En attendant la parfaite réalisation de cette reliance des mondes, il arrive que la géographicité de l’être-au-monde ait besoin de s’inscrire en marge de la communauté en empruntant l’un des nombreux chemins de traverse qui sillonnent l’oeuvre de Naomi Fontaine, comme une « porte de secours qui donne sur l’arrière-cour de nous-mêmes » (Pardo 2015 : 53), et qui oblige à remettre en question la manière dont nous occupons les lieux en permettant de construire un monde-refuge. Le rêve offre cette opportunité. La maison onirique de Fontaine ressemble à celle « qu’on voit dans les films western » (: 171), une maison solide, profondément enracinée dans la continuité, qui abrite le bonheur d’une famille heureuse. Mais ce qu’elle imagine est « trop beau pour être vrai » (: 171), un non-lieu qui n’appartient qu’à elle et qui se superpose parfois à la réalité l’espace de quelques instants, dans un mélange de fragment de réel perçu et de souvenirs de réel vécu, le temps de laisser passer les nuages de la solitude et de la fatigue inhérente au combat qu’elle livre auprès de la jeunesse de son village. Le quotidien reprenant rapidement ses droits, la « petite maison blanche avec des fenêtres à volets et de la lumière plein la cuisine » (: 171) reste tapie sur le seuil de l’imagination, là où les trajectoires du marcheur peuvent être tracées et retracées à l’infini, les images effectuant, « avec une ruse essentielle – montrant et cachant, – les massives volontés qui luttent au fond de l’être » (Bachelard 1992 [1947] : 35). La maison rêvée, réminiscence d’un bonheur vécu et projeté, qui refait surface dans un contexte onirique fait de tension identitaire, exprime en cela le complexe socioculturel vécu par la communauté, bousculée sur son propre territoire, déchirée entre le respect de la tradition et l’adoption d’un mode de vie imposé, l’appel de « la facilité proposée » (: 95), la lutte identitaire. Ainsi, si elle infère un sens à l’habiter, la maison onirique dessine les contours d’un intérieur serein qui, par un jeu de contraste, ravive aussi l’intérieur douloureux des maisons de la réserve.
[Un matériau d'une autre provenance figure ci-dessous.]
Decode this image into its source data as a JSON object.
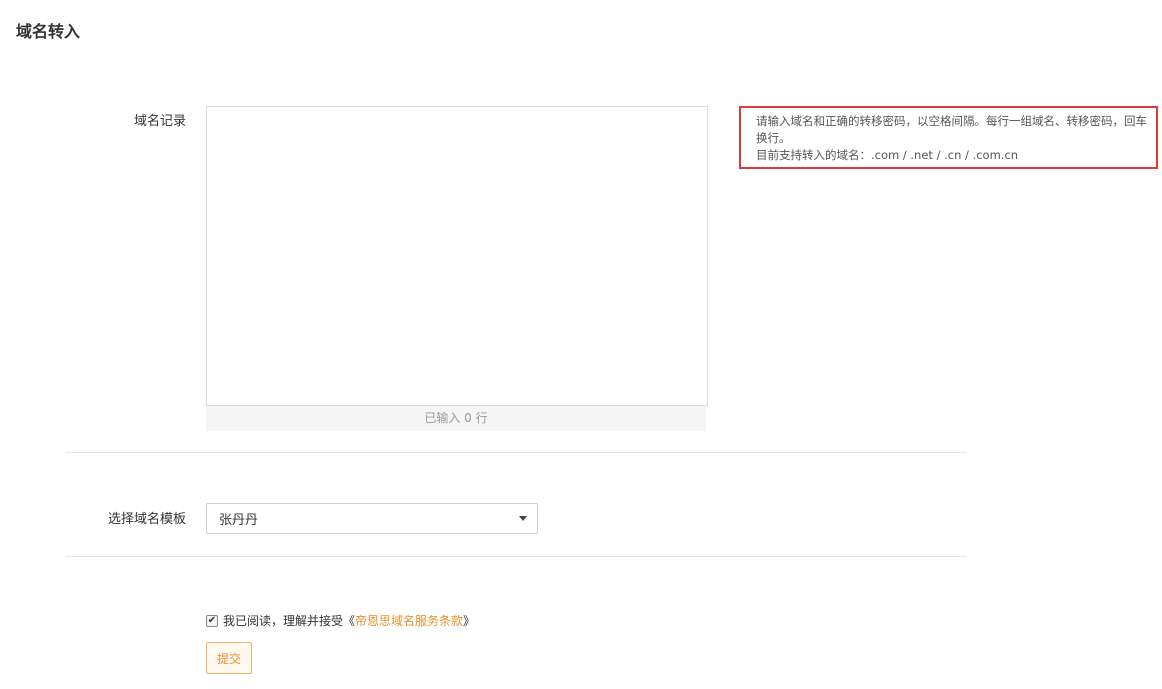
{
  "page": {
    "title": "域名转入"
  },
  "records": {
    "label": "域名记录",
    "value": "",
    "line_count_text": "已输入 0 行"
  },
  "hint": {
    "line1": "请输入域名和正确的转移密码，以空格间隔。每行一组域名、转移密码，回车换行。",
    "line2": "目前支持转入的域名：.com / .net / .cn / .com.cn",
    "border_color": "#e23a3a"
  },
  "template": {
    "label": "选择域名模板",
    "selected": "张丹丹",
    "icon": "chevron-down-icon"
  },
  "agreement": {
    "checked": true,
    "prefix": "我已阅读，理解并接受",
    "open_quote": "《",
    "link_text": "帝恩思域名服务条款",
    "close_quote": "》",
    "link_color": "#e8912f"
  },
  "submit": {
    "label": "提交"
  }
}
Un « habiter » géographiquement pluriel

Tous ces espaces convoqués par la plume de Naomi Fontaine sont marqués par le mouvement. Ainsi, à la lumière de ce qui précède, penser l’habiter du point de vue innu ne semble donc pas pouvoir échapper au traditionnel couple mobilité nomade/atonie sédentaire. Le titre du premier chapitre de Kuessipan est à cet égard très révélateur : « Nomade » (: 7). C’est le premier mot que le lecteur rencontre dans le roman. Lequel lecteur est par conséquent d’emblée interpelé par une injonction à la mobilité, une mobilité qui coule dans les veines de Naomi Fontaine, comme « imprimé là, dans le sang » (: 96), une « manière de vivre […] naturelle » (: 22) qu’elle n’a « pas le droit d’oublier » (: 108). La structure même du roman suggère par ailleurs cette idée du mouvement, l’occupation en alternance de plusieurs espaces. Les quatre chapitres du roman (« Nomade », « Uashat », « Nutshimit » et « Nikuss ») évoquent alors les fondements d’un habiter complexe qui assume en quelque sorte le métissage entre les visages ancien et actuel de la culture innue.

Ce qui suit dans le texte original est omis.